Google's Director of Engineering Parisa Tabriz kicked off Black Hat 2018 with a wide-ranging keynote address this morning at the Mandalay Bay Events Center calling the industry's current approach to cybersecurity insufficient.
Tabriz, who also oversees Google's Project Zero, compared the industry's current methodology to a game of Whack-A-Mole, where individual threats are simply beaten down once they become known, or ignored until they become a true problem.
She noted how her frustration level rises when she hears about an attacker who successfully exploits a previously known and patched vulnerability, and suggested several steps she believes any company can put into place to help bolster its defenses:
-
Tackle the root cause.
-
Pick milestones and celebrate.
-
Build out your coalition.
The first suggestion centers on using what Tabriz described as the five “Whys” technique -- essentially, asking the question "Why?" in relation to an issue. until the root cause behind the company's vulnerability is revealed.
“This can help ID bad security methodology," she remarked.

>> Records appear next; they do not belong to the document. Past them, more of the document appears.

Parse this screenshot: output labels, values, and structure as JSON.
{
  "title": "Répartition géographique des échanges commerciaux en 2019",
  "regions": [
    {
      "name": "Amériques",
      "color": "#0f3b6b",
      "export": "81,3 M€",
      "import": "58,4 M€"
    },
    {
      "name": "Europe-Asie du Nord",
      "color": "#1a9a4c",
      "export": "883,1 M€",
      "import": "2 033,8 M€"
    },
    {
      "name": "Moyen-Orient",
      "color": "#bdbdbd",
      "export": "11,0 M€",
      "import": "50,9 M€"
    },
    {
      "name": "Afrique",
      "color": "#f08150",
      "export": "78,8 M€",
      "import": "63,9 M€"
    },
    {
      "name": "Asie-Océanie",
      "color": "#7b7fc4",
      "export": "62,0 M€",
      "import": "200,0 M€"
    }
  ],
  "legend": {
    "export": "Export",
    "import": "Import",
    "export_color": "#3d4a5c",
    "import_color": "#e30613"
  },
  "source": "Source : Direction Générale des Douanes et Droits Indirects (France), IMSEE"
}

Tabriz cited the Chrome HTTPS rollout as an example of the importance of her second suggestion. She noted that while it was a difficult multi-year project, it was also very important to keep the team's morale up and to ensure it remained focused. Small celebrations, like funny cakes, were used to mark milestones and are something any firm can do, she said.
The end result has been a massive uptick in HTTPS adoption, going from 45 percent in Chrome in 2014 to 87 percent in 2018. Android saw usage jump from 29 percent four years ago to 77 percent today, Tabriz said.

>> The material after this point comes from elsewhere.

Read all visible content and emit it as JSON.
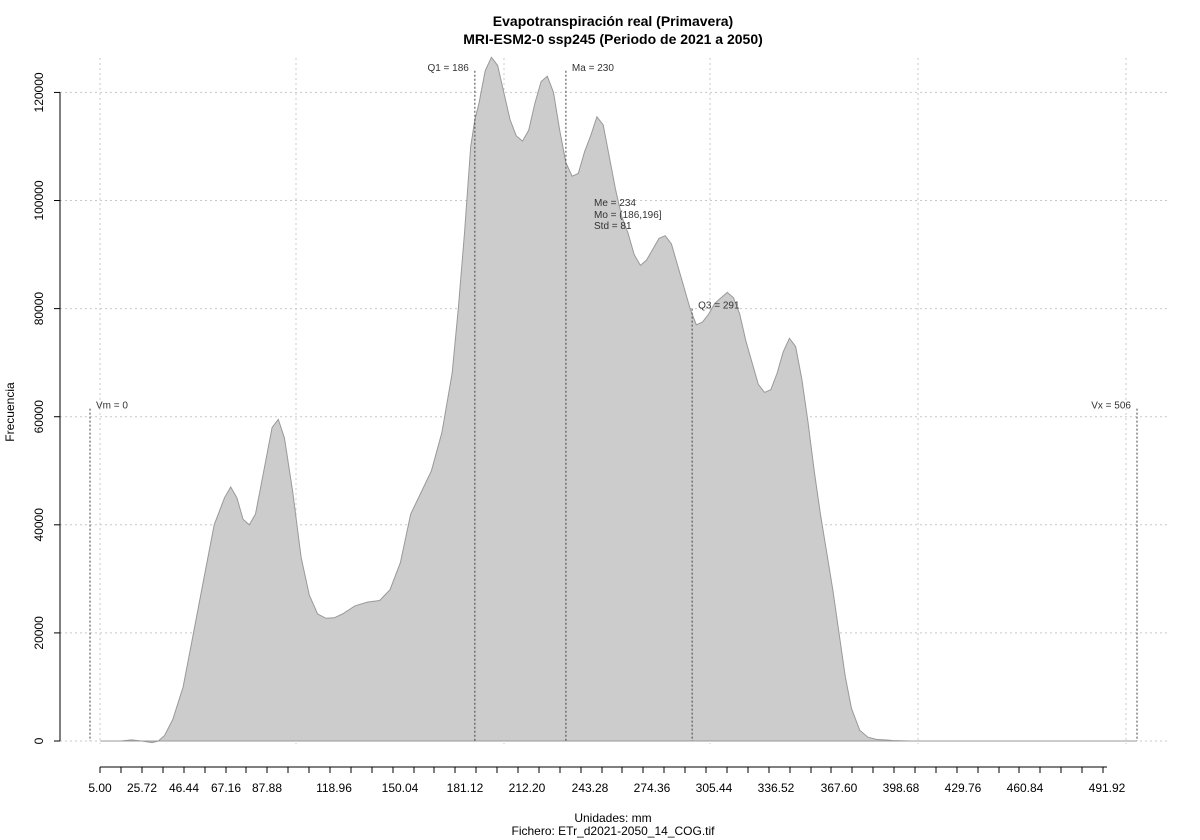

Coalition building, both within a company and with external partners, is also needed to keep cybersecurity projects alive and on track. Tabriz cited the creation of Project Zero as the poster child, explaining how she had to convince upper management that calling out the poor security of its customers after a 90-day disclosure period ends was actually a good idea, at least in the long run.
“There was lots of pushback on the disclosure program and even though it can cause short-term pain it forced vendors to make [much needed] technical and organizational changes,” she said.
These changes can be reflected in the fact that now about 98 percent of the companies fix the problem prior to disclosure, up from only 25 percent earlier in the project's history.
In the four years since Project Zero has been running, it has found about 1,400 vulnerabilities, she told the crowd.